Responding to revelations that airlines are increasingly taking lucrative international flights to cities with newer facilities, Los Angeles officials on Monday announced they will build more parking spots for aircraft on the back of LAX's aging international terminal.
Under pressure from airlines, who have threatened to take additional flights elsewhere, lawmakers agreed to resurrect the project, which would install 11 new gates on the west side of the facility. The work, which will be separate from the remodeling project that got underway Monday at the Tom Bradley International Terminal, is expected to take years.
At a groundbreaking ceremony for the $723.5-million modernization of the overcrowded Bradley terminal, lawmakers emphasized they will not concede Los Angeles International Airport's standing as the premier U.S. gateway to the Pacific Rim.
"Let the games begin," Mayor Antonio Villaraigosa said, as weary travelers pushed overloaded luggage trolleys behind him. "When we're finished with this modernization project, this is going to be a world-class facility."
But airlines contend the project is too little, too late.
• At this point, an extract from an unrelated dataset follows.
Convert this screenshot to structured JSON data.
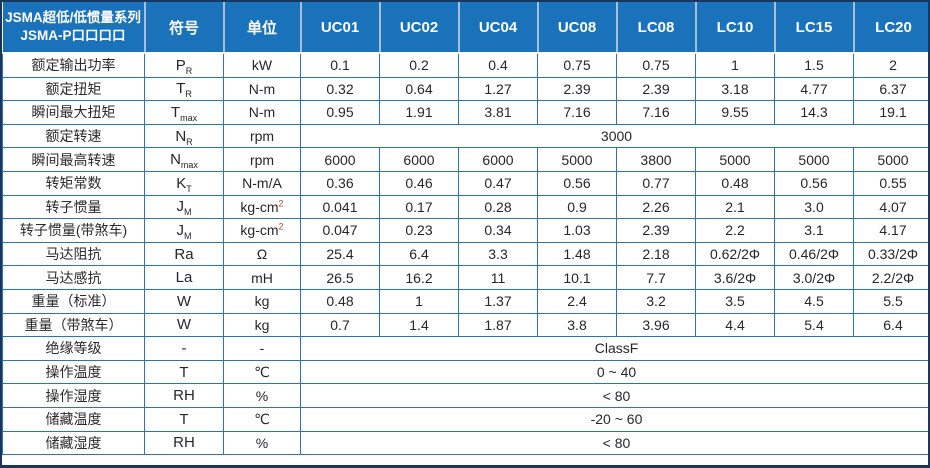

When it's completed in three years, the remodel will not add any space to the 1-million-square-foot Bradley building, leaving it half the size of San Francisco's gleaming new international terminal. Northern California officials are using that facility to lure carriers away from LAX.
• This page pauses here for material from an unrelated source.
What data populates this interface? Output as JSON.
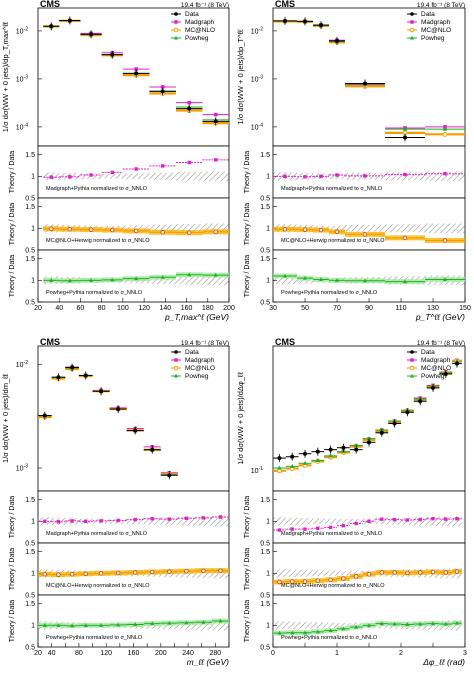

The Times reported last week that LAX, over the last six years, has lost 12% of the seats on its weekly international departures, while other major U.S. gateways posted gains in service to foreign destinations. Carriers cited LAX's outdated terminals for the reduction, as well as the introduction of more fuel-efficient aircraft that allow them to bypass the facility.
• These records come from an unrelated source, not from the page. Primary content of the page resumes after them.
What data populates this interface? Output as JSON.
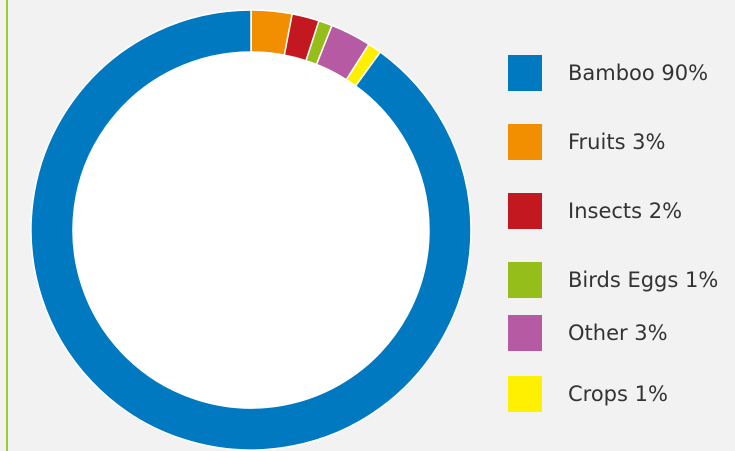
{
  "chart_data": {
    "type": "pie",
    "donut": true,
    "legend_position": "right",
    "series": [
      {
        "name": "Bamboo",
        "value": 90,
        "label": "Bamboo 90%",
        "color": "#0079c1"
      },
      {
        "name": "Fruits",
        "value": 3,
        "label": "Fruits 3%",
        "color": "#f18f00"
      },
      {
        "name": "Insects",
        "value": 2,
        "label": "Insects 2%",
        "color": "#c41821"
      },
      {
        "name": "Birds Eggs",
        "value": 1,
        "label": "Birds Eggs 1%",
        "color": "#95be1a"
      },
      {
        "name": "Other",
        "value": 3,
        "label": "Other 3%",
        "color": "#b65ba3"
      },
      {
        "name": "Crops",
        "value": 1,
        "label": "Crops 1%",
        "color": "#fff000"
      }
    ]
  },
  "colors": {
    "background": "#f2f2f2",
    "border_accent": "#9acd32"
  }
}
Industry watchers also said that a recent decision by aircraft manufacturer Airbus to fly its highly anticipated A380 super-jumbo jet on its first U.S. test flight next month to New York instead of Los Angeles, as company officials had promised, was due to LAX's inability to provide more than two terminal parking spots for the plane.
On Monday, however, officials appeared to be near a deal to bring the 555-seat aircraft to LAX, after Airport Commission President Alan Rothenberg and Qantas Airways sent strongly worded letters to Airbus in Toulouse, France, demanding that it reconsider its decision.
"We're discussing the possibility for an Airbus A380 to land at LAX on the same day it lands in New York," said Ian Gregor, a spokesman for the Federal Aviation Administration, which must approve plans by the manufacturer to land the jumbo jet in the U.S.
Meanwhile, at the Bradley terminal, officials vowed to limit inconveniences for 10 million travelers a year who will continue to fly on 34 airlines that offer service at the building as workers undertake the largest single project in the city's history.
Up to 400 workers will be on the site at a time, installing new paging, air conditioning and electrical systems, elevators and escalators. They also will incorporate truck-sized explosives-detection machines into the building's underground baggage system, freeing up room in ticket lobbies for passengers.
As the project is underway, airlines plan to push city leaders to stick by their promises. They include Councilwoman Janice Hahn, chairwoman of the council's Trade, Commerce & Tourism committee, who said Monday that she would lobby for new gates at the Bradley terminal.
"The mayor understands the need to be competitive with other gateway cities," said Frank Clark, executive director of the nonprofit organization that represents airlines operating at the Bradley terminal. "Our hope is that this is the impetus that causes the delay to be broken."
For years, carriers have asked for the gates -- which Los Angeles is allowed to build under an agreement with airport-area residents -- and they were surprised to learn recently that the city had not yet moved forward.
According to existing plans, the new parking spots for aircraft at the Bradley terminal would replace the remote gates near sand dunes on LAX's western edge. Airlines do not like to use remote gates because of the inconvenience to passengers.